If you execute this code, you can see that the dtype is always casted to the dtype expected by the randomly initialized weights => this makes sense. The problem is when you make use of device="meta" the are no randomly initialized weights really so what API / behavior should be adopted here?

Some possible solutions that don’t seem to work currently:

1.) Actually allow to load a state_dict into a module that has device="meta" weights. E.g. this codesnippet layer_meta.load_state_dict(fp32_dict) is currently a no-op - is the plan to change this? When doing so should maybe the dtype of the “meta” weight also define the dtype of the loaded weights?

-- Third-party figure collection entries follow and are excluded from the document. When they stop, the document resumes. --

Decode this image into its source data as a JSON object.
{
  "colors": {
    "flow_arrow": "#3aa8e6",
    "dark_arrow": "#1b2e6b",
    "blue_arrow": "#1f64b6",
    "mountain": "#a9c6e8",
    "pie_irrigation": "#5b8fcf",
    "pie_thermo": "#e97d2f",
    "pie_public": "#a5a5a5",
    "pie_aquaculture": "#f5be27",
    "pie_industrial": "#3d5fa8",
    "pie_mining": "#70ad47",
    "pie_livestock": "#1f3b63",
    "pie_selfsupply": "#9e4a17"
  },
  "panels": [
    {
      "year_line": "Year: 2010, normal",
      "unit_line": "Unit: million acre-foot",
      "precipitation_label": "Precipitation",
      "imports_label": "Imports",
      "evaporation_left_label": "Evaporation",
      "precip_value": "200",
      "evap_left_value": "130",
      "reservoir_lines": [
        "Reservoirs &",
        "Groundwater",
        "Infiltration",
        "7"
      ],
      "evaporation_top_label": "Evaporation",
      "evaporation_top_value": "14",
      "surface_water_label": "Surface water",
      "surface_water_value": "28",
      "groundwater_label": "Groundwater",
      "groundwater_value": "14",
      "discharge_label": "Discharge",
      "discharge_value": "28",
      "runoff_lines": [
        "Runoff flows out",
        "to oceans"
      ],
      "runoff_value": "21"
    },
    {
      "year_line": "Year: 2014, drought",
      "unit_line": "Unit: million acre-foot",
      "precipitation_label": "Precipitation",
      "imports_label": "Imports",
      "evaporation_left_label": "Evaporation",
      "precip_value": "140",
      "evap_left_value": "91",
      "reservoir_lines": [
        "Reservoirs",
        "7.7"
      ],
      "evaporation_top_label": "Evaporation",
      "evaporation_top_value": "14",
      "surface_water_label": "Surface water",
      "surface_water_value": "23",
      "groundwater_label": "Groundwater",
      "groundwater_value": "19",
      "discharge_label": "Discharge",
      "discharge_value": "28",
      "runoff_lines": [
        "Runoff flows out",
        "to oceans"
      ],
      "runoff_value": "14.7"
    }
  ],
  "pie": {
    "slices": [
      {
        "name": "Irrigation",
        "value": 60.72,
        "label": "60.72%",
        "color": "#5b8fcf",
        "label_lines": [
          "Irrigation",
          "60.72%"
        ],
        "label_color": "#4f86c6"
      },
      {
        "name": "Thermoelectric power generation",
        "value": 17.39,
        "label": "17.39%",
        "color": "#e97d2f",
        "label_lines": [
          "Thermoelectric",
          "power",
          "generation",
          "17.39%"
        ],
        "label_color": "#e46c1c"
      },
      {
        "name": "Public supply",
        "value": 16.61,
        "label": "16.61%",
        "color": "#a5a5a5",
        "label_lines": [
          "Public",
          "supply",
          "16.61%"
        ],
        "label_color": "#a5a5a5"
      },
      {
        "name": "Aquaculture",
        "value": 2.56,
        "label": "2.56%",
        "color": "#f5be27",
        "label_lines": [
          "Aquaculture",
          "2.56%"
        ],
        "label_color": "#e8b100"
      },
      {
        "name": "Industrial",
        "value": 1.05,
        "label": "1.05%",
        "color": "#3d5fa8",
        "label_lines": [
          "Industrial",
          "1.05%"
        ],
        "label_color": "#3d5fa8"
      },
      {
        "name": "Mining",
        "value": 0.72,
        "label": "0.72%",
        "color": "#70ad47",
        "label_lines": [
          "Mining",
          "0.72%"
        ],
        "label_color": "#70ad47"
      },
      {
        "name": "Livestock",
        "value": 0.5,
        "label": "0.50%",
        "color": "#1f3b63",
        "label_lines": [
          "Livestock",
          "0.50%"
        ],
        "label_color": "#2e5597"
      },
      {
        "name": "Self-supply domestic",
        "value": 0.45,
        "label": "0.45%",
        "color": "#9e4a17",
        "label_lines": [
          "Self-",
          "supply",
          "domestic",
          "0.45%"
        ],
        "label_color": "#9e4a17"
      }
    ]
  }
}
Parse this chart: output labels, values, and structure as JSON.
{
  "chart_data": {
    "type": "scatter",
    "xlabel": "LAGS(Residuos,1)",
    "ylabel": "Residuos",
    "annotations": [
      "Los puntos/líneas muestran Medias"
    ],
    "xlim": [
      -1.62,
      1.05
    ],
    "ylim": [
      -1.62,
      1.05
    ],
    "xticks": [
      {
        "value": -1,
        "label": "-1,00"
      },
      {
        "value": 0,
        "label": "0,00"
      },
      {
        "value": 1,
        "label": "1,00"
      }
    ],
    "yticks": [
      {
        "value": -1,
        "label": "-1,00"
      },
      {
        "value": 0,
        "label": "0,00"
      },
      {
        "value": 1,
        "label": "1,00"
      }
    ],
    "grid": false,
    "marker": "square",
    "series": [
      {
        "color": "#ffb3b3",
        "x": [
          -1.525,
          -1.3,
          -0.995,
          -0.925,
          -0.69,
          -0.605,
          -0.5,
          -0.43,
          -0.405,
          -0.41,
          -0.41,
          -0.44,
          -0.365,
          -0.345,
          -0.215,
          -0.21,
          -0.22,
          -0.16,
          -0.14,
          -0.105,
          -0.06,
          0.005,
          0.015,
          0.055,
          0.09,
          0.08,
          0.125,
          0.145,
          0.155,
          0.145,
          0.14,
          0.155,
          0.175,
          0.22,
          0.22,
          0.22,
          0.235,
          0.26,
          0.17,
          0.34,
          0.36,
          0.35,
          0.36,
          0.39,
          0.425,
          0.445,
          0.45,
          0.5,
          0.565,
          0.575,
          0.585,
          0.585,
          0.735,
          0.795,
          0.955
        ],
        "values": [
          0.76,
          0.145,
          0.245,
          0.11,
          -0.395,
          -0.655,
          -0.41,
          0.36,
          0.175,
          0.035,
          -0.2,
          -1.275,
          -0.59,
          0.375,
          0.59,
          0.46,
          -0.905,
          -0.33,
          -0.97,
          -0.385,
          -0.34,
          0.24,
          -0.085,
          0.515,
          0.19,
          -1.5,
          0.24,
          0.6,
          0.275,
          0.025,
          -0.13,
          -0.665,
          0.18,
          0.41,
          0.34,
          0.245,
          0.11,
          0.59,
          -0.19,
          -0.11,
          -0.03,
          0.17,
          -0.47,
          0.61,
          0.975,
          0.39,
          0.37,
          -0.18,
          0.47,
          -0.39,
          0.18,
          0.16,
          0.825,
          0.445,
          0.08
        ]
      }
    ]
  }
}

To be more precise when doing:

layer_meta = nn.Linear(100, 100, device="meta")

the module layer_meta actually has a dtype which defaults to fp32 just like “normal” modules. The problem however is that load_state_dict on this module doesn’t work libraries currently cannot adopt this approach. Also, would it make sense to do this? If a module doesn’t initialize random weights are things like module.dtype meaningful? Because the dtype really is an attribute of the attached weights and there are no weights by definition, so does it make sense to actually use the dtype of a “meta” tensor?

2.) The loaded weights define what dtype the model should have. If I instantiate a module that allocates no weights, no memory with torch.meta and then load weights in fp16 into such a module, should the module maybe just take this dtype? This seems to make sense to me, but the big drawback is that it would be a bit inconsistent with the existing API and people will see different results depending on whether the model was initialized with device="meta" or not
3.) Not do anything since device="meta" is still pretty new and has no official docs yet really (but as said before it’s already widely used by the community)

To throw in another pointer that might be helpful. In JAX/Flax the weights are not attached to the module and only forwarded to the model. Therefore only the loaded weights decide the dtype of the model. There is no problematic question of whether the “random model weights” should be upcasted to the “loaded model weights” or the other way around.